My teen never calls, she only texts. So when she does call, I always answer.
“What is that thing you say when I don’t know how to do something?” she asks.
Momentarily puzzled, I realize what she is searching for, “An emerging skill.”
“Yes,” she replied adding before she hung up, “that is exactly it.”
The New Year has started. We have considered our past behaviors and made commitments to do better.
But let’s face it, if it were easy to do, I would already be doing it.
Why not give up before I start?
My daughter’s call came the day before Yom Kippur. I was feeling a bit down. I was deep in thought about the places my own behavior had fallen short this past year. My review of the state of the world left me worried on many fronts, sure that there was more to do, and unsure what I ought to be doing.

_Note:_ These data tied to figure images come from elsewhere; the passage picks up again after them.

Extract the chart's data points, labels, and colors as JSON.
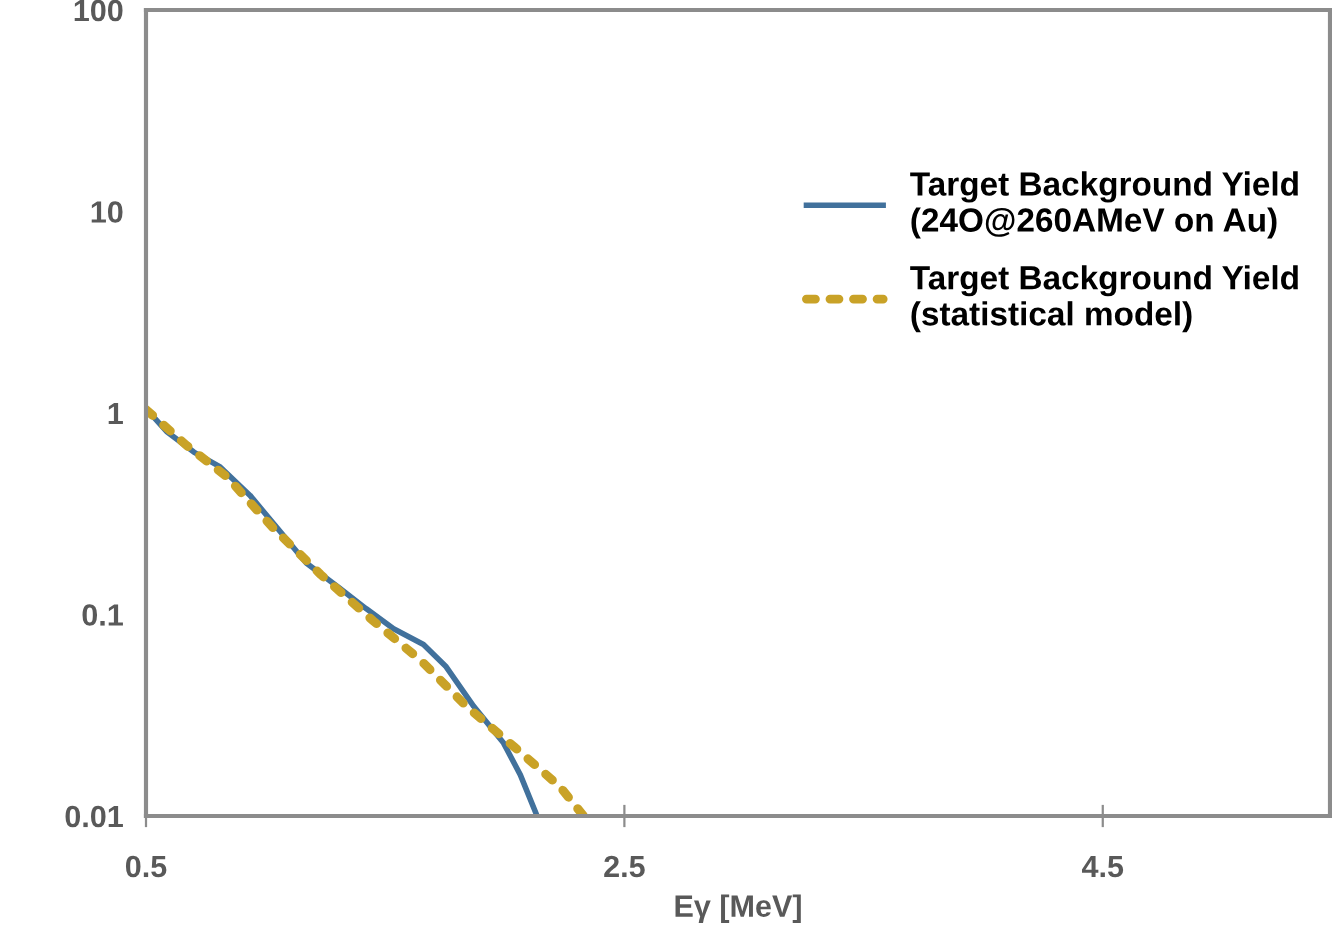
{
  "chart_data": {
    "type": "line",
    "xlabel": "Eγ [MeV]",
    "log": "y",
    "xlim": [
      0.5,
      5.45
    ],
    "xticks": [
      0.5,
      2.5,
      4.5
    ],
    "ylim": [
      0.01,
      100
    ],
    "yticks": [
      {
        "value": 0.01,
        "label": "0.01"
      },
      {
        "value": 0.1,
        "label": "0.1"
      },
      1,
      10,
      100
    ],
    "grid": false,
    "legend": "right",
    "marker": "none",
    "series": [
      {
        "name": "Target Background Yield\n(24O@260AMeV on Au)",
        "color": "#41719c",
        "line_style": "solid",
        "x": [
          0.5,
          0.586,
          0.7,
          0.81,
          0.935,
          1.047,
          1.17,
          1.31,
          1.42,
          1.535,
          1.66,
          1.755,
          1.87,
          1.995,
          2.065,
          2.135
        ],
        "values": [
          1.05,
          0.81,
          0.64,
          0.54,
          0.39,
          0.27,
          0.18,
          0.135,
          0.107,
          0.085,
          0.071,
          0.055,
          0.035,
          0.023,
          0.016,
          0.01
        ]
      },
      {
        "name": "Target Background Yield\n(statistical model)",
        "color": "#c9a227",
        "line_style": "dotted",
        "x": [
          0.5,
          0.67,
          0.84,
          1.03,
          1.23,
          1.45,
          1.65,
          1.84,
          2.04,
          2.23,
          2.33
        ],
        "values": [
          1.04,
          0.69,
          0.48,
          0.27,
          0.158,
          0.093,
          0.059,
          0.035,
          0.022,
          0.014,
          0.01
        ]
      }
    ]
  }
}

Her quick question recentered me.
When I first encountered the ES -Emerging Skill designation on a report card nearly 20 years ago it seemed one of those newfangled absurdities that was simply a nice way of saying your kid can’t do this or that, a softer gentler form of the F of my childhood. But in the process of raising children, I have come to embrace its simple brilliance. Many of the things my children could once not do at all have with time emerged as skills and sometimes even strengths.
For me the concept of emerging skills ties directly in the work of Dr. Carol Dweck a psychologist at Stanford who advocates a growth mindset for learning. Instead of “I can’t,” she encourages educators not to get stuck in what is, but to imagine what is possible. Instilling this approach in students helps them to envision potential in place of limitations.
It turned out, my teen needed the phrase for one of the college essays about her strengths and weaknesses. Instead of claiming a weakness, she framed a lack of capacity as an emerging skill. After all, who is to say she won’t be able to do this or that sometime in the future.
As I contemplated the challenges set to me by the Rosh Hashana and Yom Kippur liturgy, I was thinking about how Jewish the growth mindset is and how it can help us set a course for the New Year. There is always so much we are not doing. Between caring for the sick, saying a daily prayer, brushing and flossing and daily exercise the list of Torah and daily to-dos is so long that inevitably we are not doing all of them. And if it is impossible, so why not admit defeat and get on with things as they already are?
One of the classic modern Yom Kippur stories relates a young Franz Rosenzweig in turn of the century Germany. As a young man growing up in the late 1880s Germany, he was disillusioned with Judaism. On his way to being baptized, he stopped into a synagogue. Apparently, the sounds and liturgy of the Kol Nidrei touched him profoundly and helped him return to Jewish life eventually becoming one of the leading modern Jewish philosophers. But in returning to Jewish life, he still struggled with elements of tradition. Later in life, he was asked about whether he fulfilled the daily obligation of tefillin he famously answered, “Not yet.”
Just because you have never done it before, does not mean you never will.
We need not despair; Even if we are not doing that thing we know we are meant to be doing, or want to be doing, or could be doing. We need not get stuck in a fixed mindset, seeing ourselves or our lack of capacity as a failure.
Instead, as we make our way into this new day, new week, new year, do as my daughter did, mark your weaknesses as emerging skills. Label those things you have yet to do as “not yet.” And embrace a growth mindset.